A conversation with your typical right-winger about the Patriot Act will usually end with the right-winger saying that liberals are overacting and asking who has had their rights violated by the Patriot Act.

It's a stupid question. What does it have to do with anything? The issue isn't that any one person has had their rights violated; the issue is that the government has the authority to violate those rights if they choose to.

Hopefully, this time, Congress will spend a little more time in reviewing the Patriot Act and its provisions. Most members of Congress voted for the Patriot Act in 2001 without even knowing the full details of the provisions.

FYI, the provisions up for renewal can be found here.

Monday, April 04, 2005

Pope John Paul II

As some of you know, I'm Jewish, and as I've stated before here, am not very familiar with Catholicism. I'm actually a convert to Judaism, but as a kid, we were Baptists, so I have the perspectives of both faiths.

I've done quite a bit of study on my own about the early origins of Christianity, but I was mainly interested in the writers of what came to be the Christian bible. Beyond that, I couldn't tell you what the differences were between, say, Quakers and Pentecostals, and couldn't tell you anything about Catholicism.

I do know that Pope John Paul II did a lot to help strengthen Jewish/Catholic relations. Growing up in Poland, he knew first-hand how Jews suffered at the hands of the Nazis. He was the first Pope in history to visit the central synagogue in Rome and he worked to normalize relations with Jews and Israel, while condemning anti-semitism. Pope John Paul II also made a historic trip to Israel and prayed at the Western Wall.

The Anti-Defimation League has a series of articles about Pope John Paul and his efforts to strengthen Catholic relations with Jews.
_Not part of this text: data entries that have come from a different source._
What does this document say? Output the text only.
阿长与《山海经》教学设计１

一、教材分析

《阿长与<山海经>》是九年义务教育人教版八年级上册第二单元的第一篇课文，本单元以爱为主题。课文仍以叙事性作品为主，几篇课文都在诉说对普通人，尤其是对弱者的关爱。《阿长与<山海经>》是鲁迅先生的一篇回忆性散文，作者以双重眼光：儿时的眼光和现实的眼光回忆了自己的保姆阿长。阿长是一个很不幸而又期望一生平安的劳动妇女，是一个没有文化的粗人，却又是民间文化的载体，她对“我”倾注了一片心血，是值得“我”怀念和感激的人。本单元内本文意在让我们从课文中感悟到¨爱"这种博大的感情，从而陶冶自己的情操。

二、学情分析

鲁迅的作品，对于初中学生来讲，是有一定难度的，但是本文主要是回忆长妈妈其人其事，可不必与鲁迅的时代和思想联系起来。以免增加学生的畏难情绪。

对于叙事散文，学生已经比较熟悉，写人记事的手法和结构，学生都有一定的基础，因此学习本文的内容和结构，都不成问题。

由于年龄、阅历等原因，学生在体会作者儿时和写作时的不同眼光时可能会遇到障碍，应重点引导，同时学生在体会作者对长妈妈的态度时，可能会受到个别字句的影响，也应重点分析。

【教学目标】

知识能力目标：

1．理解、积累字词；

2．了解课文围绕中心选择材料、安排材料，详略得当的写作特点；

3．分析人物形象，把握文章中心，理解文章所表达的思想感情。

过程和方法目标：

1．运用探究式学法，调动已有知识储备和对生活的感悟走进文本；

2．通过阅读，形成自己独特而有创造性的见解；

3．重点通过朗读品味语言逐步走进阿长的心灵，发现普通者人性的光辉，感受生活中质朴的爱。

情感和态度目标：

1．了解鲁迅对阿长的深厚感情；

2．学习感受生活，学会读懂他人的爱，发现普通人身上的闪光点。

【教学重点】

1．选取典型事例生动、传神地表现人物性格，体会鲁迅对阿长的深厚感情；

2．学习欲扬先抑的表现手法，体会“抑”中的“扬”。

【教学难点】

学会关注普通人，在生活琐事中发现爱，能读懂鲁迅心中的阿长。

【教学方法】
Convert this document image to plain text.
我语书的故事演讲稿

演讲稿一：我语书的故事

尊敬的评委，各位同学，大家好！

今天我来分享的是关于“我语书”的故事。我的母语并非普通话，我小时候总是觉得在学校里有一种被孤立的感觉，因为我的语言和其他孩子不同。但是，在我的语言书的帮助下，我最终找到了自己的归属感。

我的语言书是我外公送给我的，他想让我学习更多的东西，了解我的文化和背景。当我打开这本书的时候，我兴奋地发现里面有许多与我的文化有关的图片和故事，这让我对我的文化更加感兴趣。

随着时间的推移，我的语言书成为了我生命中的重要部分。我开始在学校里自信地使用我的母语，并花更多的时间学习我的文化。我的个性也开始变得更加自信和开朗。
Click here to check it out.

Now, one aspect of the Christian faith that has puzzled me is the fact that there are so many sects, with many claiming that they are "real" Christians and others are not, such as the Church of Latter-Day Saints (Mormons).

Many fundamentalist Christians are anti-Catholic. Here's an example from way off the deep end: Jack Chick's tract on Catholicism, called Last Rites. It's a great read. No, it's not. Here's a great line from the tract: a Catholic man, about to be sent straight to hell, says, "Don't you love the Roman Catholic Church?" (I think he's talking to Jesus) and the response is "How could I, John? Her false teaching are why you are going into the lake of fire!"

Chick really hates Catholics. Here's another tract, called Are Roman Catholics Christian? (The quick answer is NO).

And another! Called Man In Black. This is a good one. It calls the Catholic Church "The Great Whore."

At least, for now, people are putting aside these feelings and the world is mourning with Catholics on the death of Pope John Paul II.

Not surprisingly, the short attention span of the media has dropped the Terri Schiavo case like a hot potato (or, potatoe if you are Dan Quayle). Good thing all of the media attention on Schiavo and the Pope distracted attention away from the scathing report issued by the commission on weapons of mass destruction, which, among other things, concluded that U.S. intelligence was "dead wrong" in assessing Iraq's weapons capabilities.